Quale premessa, comunque, è

necessario l’accertamento del sussistere di un vincolo matrimoniale, da un

lato, e della convivenza dei coniugi. La Cassa, in concreto, non ha operato

nessun accertamento in merito. La stessa aveva a disposizione il modulo di

affiliazione dei signori RI 1 e __________, da cui emerge che gli stessi non

sono (e non erano al momento dell’affiliazione) coniugati tra loro. Questa

indicazione è sfuggita ai collaboratori di CO 1 che hanno ritenuto, sin da

subito, i due assicurati come formanti una famiglia. Un accertamento appariva in

sé piuttosto facile da eseguire presso il Comune di __________, così come ha

fatto il Tribunale cantonale delle assicurazioni.

In concreto è accertato,

circostanza ora condivisa dalla Cassa (doc. XV), che i signori RI 1 e __________

siano semplici conviventi. Non sussiste un obbligo di solidarietà tra essi per

i premi LAMal, non essendo loro applicabili, per analogia, le norme esposte in

precedenza (in merito: Francesca

Ranzanici Ciresa, Le concubinage en droit suisse, pubblicato nella

collana Droit de la famille pour les praticiens, Volume 2, Stämpfli, Berna,

2022, pag. 77 – 80 e dottrina ivi citata).

Da quanto precede discende che

l’assicuratore non può invocare una solidarietà per il debito contratto da un

convivente concubino, pretendendo dall’altro concubino il pagamento dei premi

assicurativi LAMal, a differenza di quanto avviene tra coniugi come esposto.

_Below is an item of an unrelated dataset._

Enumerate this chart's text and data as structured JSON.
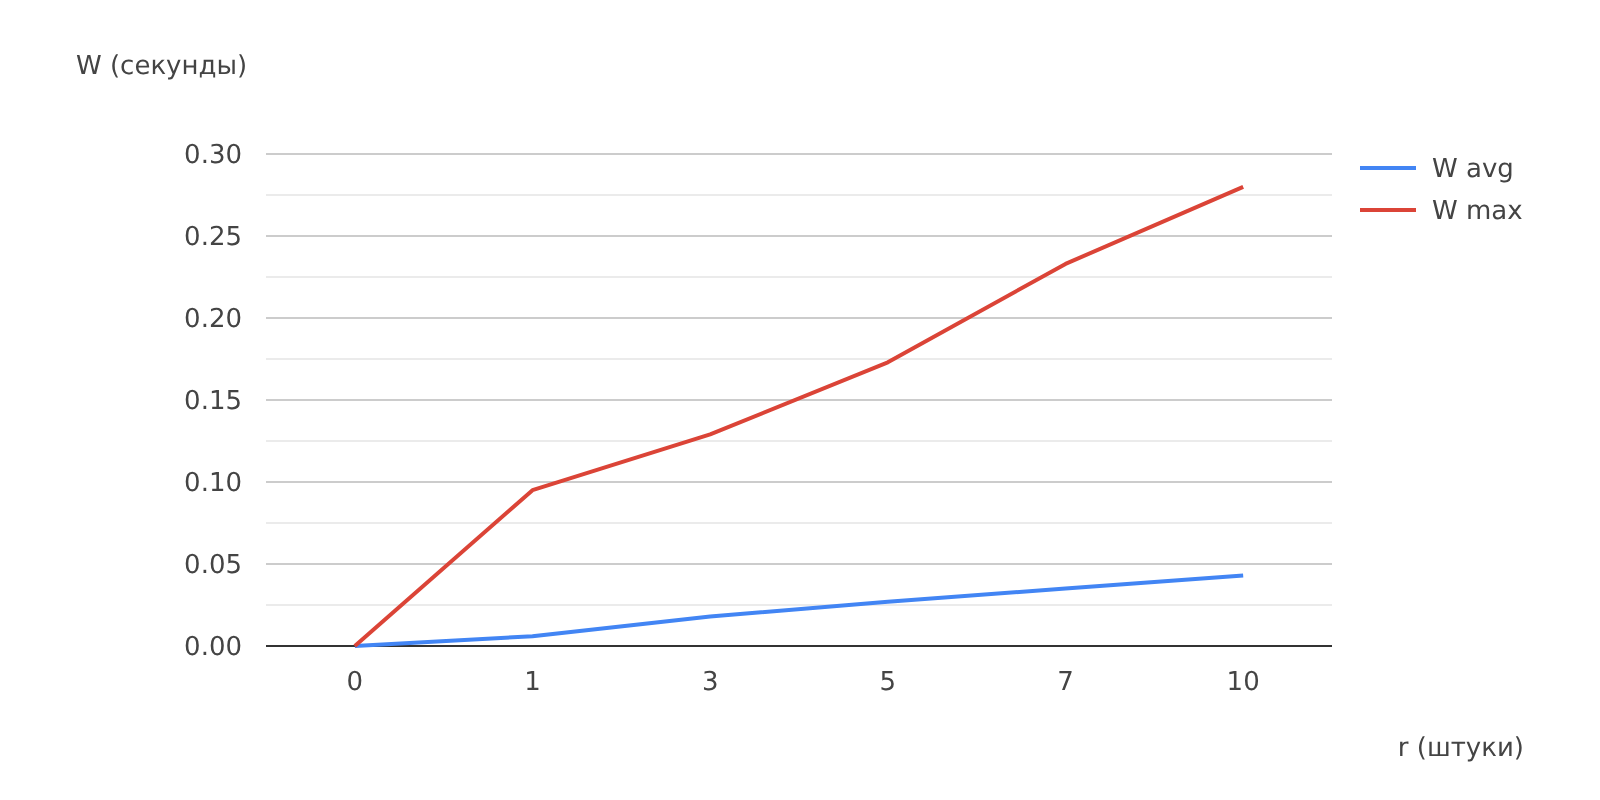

Nella misura in cui con la decisione resa su opposizione l’assicuratore

pretende il pagamento di premi di __________ per il periodo citato, così

determinati:

Anno

2022: CHF 292.75 x 12 = CHF 3'513.--

Anno

2023 CHF 348.40 x 2 = CHF 696.80

per un

totale di CHF 4'209,80, la pretesa va disattesa e il ricorso, su questo

specifico punto, accolto.

6. Accertato

il credito possibile della Cassa relativo ai premi del ricorrente (cfr. consid.

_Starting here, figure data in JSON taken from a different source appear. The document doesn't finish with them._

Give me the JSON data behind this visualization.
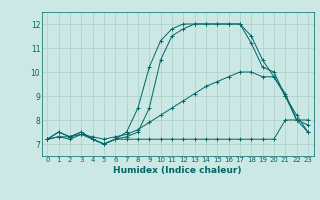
{
  "xlabel": "Humidex (Indice chaleur)",
  "ylabel": "",
  "xlim": [
    -0.5,
    23.5
  ],
  "ylim": [
    6.5,
    12.5
  ],
  "yticks": [
    7,
    8,
    9,
    10,
    11,
    12
  ],
  "xticks": [
    0,
    1,
    2,
    3,
    4,
    5,
    6,
    7,
    8,
    9,
    10,
    11,
    12,
    13,
    14,
    15,
    16,
    17,
    18,
    19,
    20,
    21,
    22,
    23
  ],
  "bg_color": "#cce8e4",
  "grid_color": "#aacfcb",
  "line_color": "#006666",
  "series": [
    [
      7.2,
      7.5,
      7.3,
      7.5,
      7.2,
      7.0,
      7.2,
      7.2,
      7.2,
      7.2,
      7.2,
      7.2,
      7.2,
      7.2,
      7.2,
      7.2,
      7.2,
      7.2,
      7.2,
      7.2,
      7.2,
      8.0,
      8.0,
      7.5
    ],
    [
      7.2,
      7.5,
      7.3,
      7.5,
      7.2,
      7.0,
      7.2,
      7.5,
      8.5,
      10.2,
      11.3,
      11.8,
      12.0,
      12.0,
      12.0,
      12.0,
      12.0,
      12.0,
      11.2,
      10.2,
      10.0,
      9.0,
      8.2,
      7.5
    ],
    [
      7.2,
      7.3,
      7.2,
      7.4,
      7.2,
      7.0,
      7.2,
      7.3,
      7.5,
      8.5,
      10.5,
      11.5,
      11.8,
      12.0,
      12.0,
      12.0,
      12.0,
      12.0,
      11.5,
      10.5,
      9.8,
      9.0,
      8.0,
      7.8
    ],
    [
      7.2,
      7.3,
      7.3,
      7.4,
      7.3,
      7.2,
      7.3,
      7.4,
      7.6,
      7.9,
      8.2,
      8.5,
      8.8,
      9.1,
      9.4,
      9.6,
      9.8,
      10.0,
      10.0,
      9.8,
      9.8,
      9.1,
      8.0,
      8.0
    ]
  ],
  "figsize": [
    3.2,
    2.0
  ],
  "dpi": 100
}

4 in fine), va indicato come l’assicuratore possa pretendere di principio una

partecipazione ai costi procedurali da lui sostenuti a precise condizioni. In

concreto CO 1, richiamando genericamente le CGA in particolare al punto 7.3,

domanda la condanna dell’assicurato al pagamento di spese amministrative

complessive per CHF 100 (CHF 50 per sollecito e CHF 50 per spese di pratica).

7. Su

questo specifico aspetto va rammentato qui come, nella DTF 125 V 276, l'allora

TFA (dal 1° gennaio 2007: TF) ha ricordato che pure sotto l'imperio della nuova

LAMal un assicuratore contro le malattie può esigere il pagamento in adeguata

misura delle spese di diffida così come di spese supplementari cagionate da

mora dell'assicurato al momento del versamento dei premi e della partecipazione

ai costi, in quanto tali spese (alle quali si sarebbe ovviato in caso di

versamento tempestivo) siano addebitabili a colpa dell'interessato e le

disposizioni generali sui diritti e gli obblighi degli assicurati contemplino

una regolamentazione al riguardo. Questo principio è stato inserito nell'art.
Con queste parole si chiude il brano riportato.